Fennec Pharmaceuticals Inc. (NASDAQ:FENC) Q3 2023 Earnings Call Transcript

Rosty Raykov: Yeah. Hi, Charles, very good question. I think the goal is — I mean, it’s really since Adrian has been here, we really have been focusing on two additional opportunities. One is the AYA, and the second one is international, in addition to all the work that we have done with a large pediatric hospital center. So, I think all of these three things in place a year from now, I would imagine that we could speak to all three of them contributing substantial amounts. And of course, the AYA, as you mentioned, very well by the nature of the tumor types treated there and the nature of the cisplatin therapies treated there, would require significantly more — in the larger size of the patients, of course, would require significantly more vials of PEDMARK.

So yes, I would say that’s probably — given that it’s starting at almost zero right now, would be probably the largest. But don’t underestimate, both the pediatric hospital — I mean, the pediatric hospital, we made substantial progress. There’s still good amount of activity, and P&T wins under our belt, as well as newer ones that we’re expecting. So yeah, we could also pleasantly be surprised there as well. On the international side, of course, what really is going to drive revenues there is the — is particularly Germany and the UK, right, and France. So, certainly very encouraged by what Adrian has been able to do in Germany.

Charles Duncan: Yeah. And that’s a great segue to my next question. I was a little bit confused on some of Adrian’s answers regarding pricing. And beyond pricing, and I know that can be kind of an artifact of the certain country, I guess I’m wondering if you could perhaps talk about the pharmacoeconomic value of PEDMARK in Europe or in the UK versus here in the United States? Do you think there’s a good recognition of the downstream costs of cisplatin-induced hearing loss? And if you could gauge timing, as to being able to talk about your strategy, is it a goal for the first half of next year to be able to really come to a conclusion on what next steps are ex U.S.? Thanks.

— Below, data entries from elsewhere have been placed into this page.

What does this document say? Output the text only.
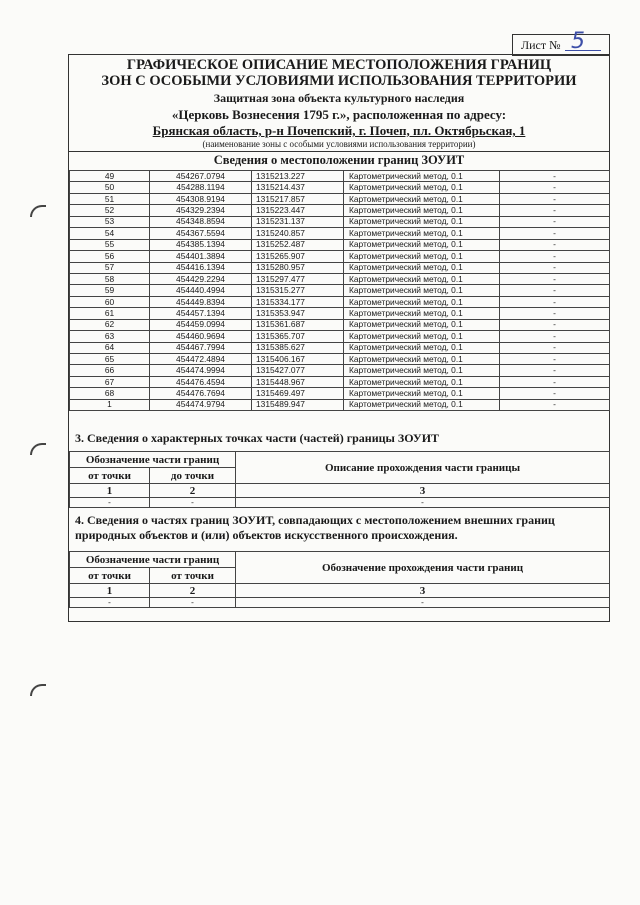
Лист № 5
ГРАФИЧЕСКОЕ ОПИСАНИЕ МЕСТОПОЛОЖЕНИЯ ГРАНИЦ
ЗОН С ОСОБЫМИ УСЛОВИЯМИ ИСПОЛЬЗОВАНИЯ ТЕРРИТОРИИ
Защитная зона объекта культурного наследия
«Церковь Вознесения 1795 г.», расположенная по адресу:
Брянская область, р-н Почепский, г. Почеп, пл. Октябрьская, 1
(наименование зоны с особыми условиями использования территории)
Сведения о местоположении границ ЗОУИТ
49	454267.0794	1315213.227	Картометрический метод, 0.1	-
50	454288.1194	1315214.437	Картометрический метод, 0.1	-
51	454308.9194	1315217.857	Картометрический метод, 0.1	-
52	454329.2394	1315223.447	Картометрический метод, 0.1	-
53	454348.8594	1315231.137	Картометрический метод, 0.1	-
54	454367.5594	1315240.857	Картометрический метод, 0.1	-
55	454385.1394	1315252.487	Картометрический метод, 0.1	-
56	454401.3894	1315265.907	Картометрический метод, 0.1	-
57	454416.1394	1315280.957	Картометрический метод, 0.1	-
58	454429.2294	1315297.477	Картометрический метод, 0.1	-
59	454440.4994	1315315.277	Картометрический метод, 0.1	-
60	454449.8394	1315334.177	Картометрический метод, 0.1	-
61	454457.1394	1315353.947	Картометрический метод, 0.1	-
62	454459.0994	1315361.687	Картометрический метод, 0.1	-
63	454460.9694	1315365.707	Картометрический метод, 0.1	-
64	454467.7994	1315385.627	Картометрический метод, 0.1	-
65	454472.4894	1315406.167	Картометрический метод, 0.1	-
66	454474.9994	1315427.077	Картометрический метод, 0.1	-
67	454476.4594	1315448.967	Картометрический метод, 0.1	-
68	454476.7694	1315469.497	Картометрический метод, 0.1	-
1	454474.9794	1315489.947	Картометрический метод, 0.1	-
3. Сведения о характерных точках части (частей) границы ЗОУИТ
Обозначение части границ		Описание прохождения части границы
от точки	до точки	
1	2	3
-	-	-
4. Сведения о частях границ ЗОУИТ, совпадающих с местоположением внешних границ
природных объектов и (или) объектов искусственного происхождения.
Обозначение части границ		Обозначение прохождения части границ
от точки	от точки	
1	2	3
-	-	-
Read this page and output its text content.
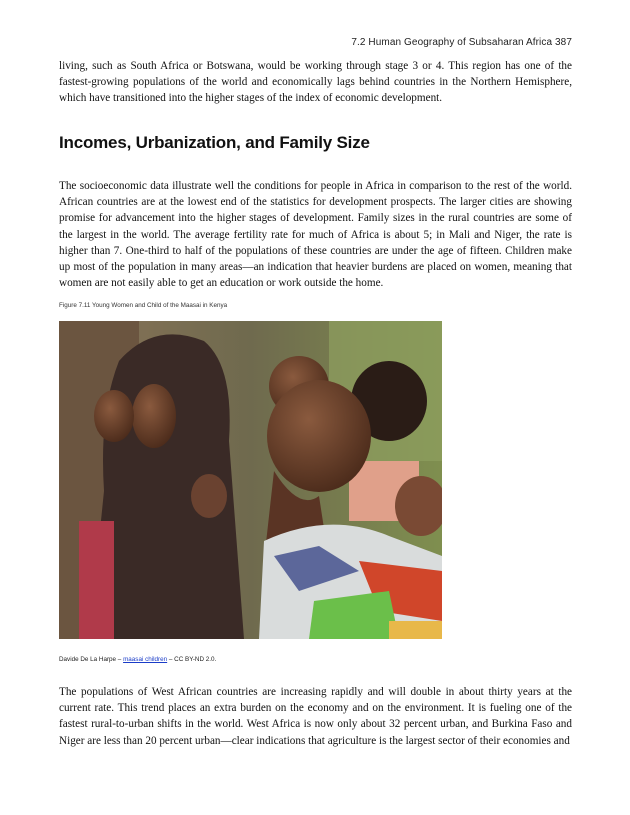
7.2 Human Geography of Subsaharan Africa 387

living, such as South Africa or Botswana, would be working through stage 3 or 4. This region has one of the fastest-growing populations of the world and economically lags behind countries in the Northern Hemisphere, which have transitioned into the higher stages of the index of economic development.

Incomes, Urbanization, and Family Size

The socioeconomic data illustrate well the conditions for people in Africa in comparison to the rest of the world. African countries are at the lowest end of the statistics for development prospects. The larger cities are showing promise for advancement into the higher stages of development. Family sizes in the rural countries are some of the largest in the world. The average fertility rate for much of Africa is about 5; in Mali and Niger, the rate is higher than 7. One-third to half of the populations of these countries are under the age of fifteen. Children make up most of the population in many areas—an indication that heavier burdens are placed on women, meaning that women are not easily able to get an education or work outside the home.

Figure 7.11 Young Women and Child of the Maasai in Kenya
Davide De La Harpe – maasai children – CC BY-ND 2.0.

The populations of West African countries are increasing rapidly and will double in about thirty years at the current rate. This trend places an extra burden on the economy and on the environment. It is fueling one of the fastest rural-to-urban shifts in the world. West Africa is now only about 32 percent urban, and Burkina Faso and Niger are less than 20 percent urban—clear indications that agriculture is the largest sector of their economies and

Rosty Raykov: Yeah. I would answer the latter one, and I’ll send it over to Adrian. So, yeah, so our goal would be sometimes between now and middle of next year to have that answer on the — on what we plan on doing, either keeping the major five to ourselves and partnering the rest, or selling the European business to someone else, right? So that all will depend on several factors, importantly, what is the cash upfront? So — and maybe, Adrian, over to you in terms of the value proposition of European health dossiers for the health economics of PEDMARK to their health care systems.

Adrian Haigh: Yeah. So, I think the first thing to remind everyone of is that although you’ve got actually in Europe two regulatory authorities now, you’ve got the UK’s MHRA and the EMA, the other 27 countries, you’ve got 28 different ways of assessing whether the country can afford to pay for a drug. So, in terms of the health economic argument that we are putting together, i.e., can this country justify paying X for the drug, we’re well advanced in most of the European countries in terms of the dossier preparation, and we feel strongly that we will be able to present a convincing argument to justify paying something like at least 70% to 100% of the U.S. price in Europe, if that’s clearer.

Charles Duncan: That makes sense. I didn’t know if it was a discount or the actual price, so that helps.

Adrian Haigh: I think there will be a mixture of some degree of discounts and caps, because whilst they will be willing to pay full price for a 5-kilo hepatoblastoma patient, they won’t be willing to pay full price for a 80-kilo testicular cancer patient. So, there’s got to be some kind of cap.

Charles Duncan: That makes sense. And is there a recognition — I think you mentioned depression as an example of the downstream cost of losing one’s hearing and how that accrues cost to not only the patient but community over time.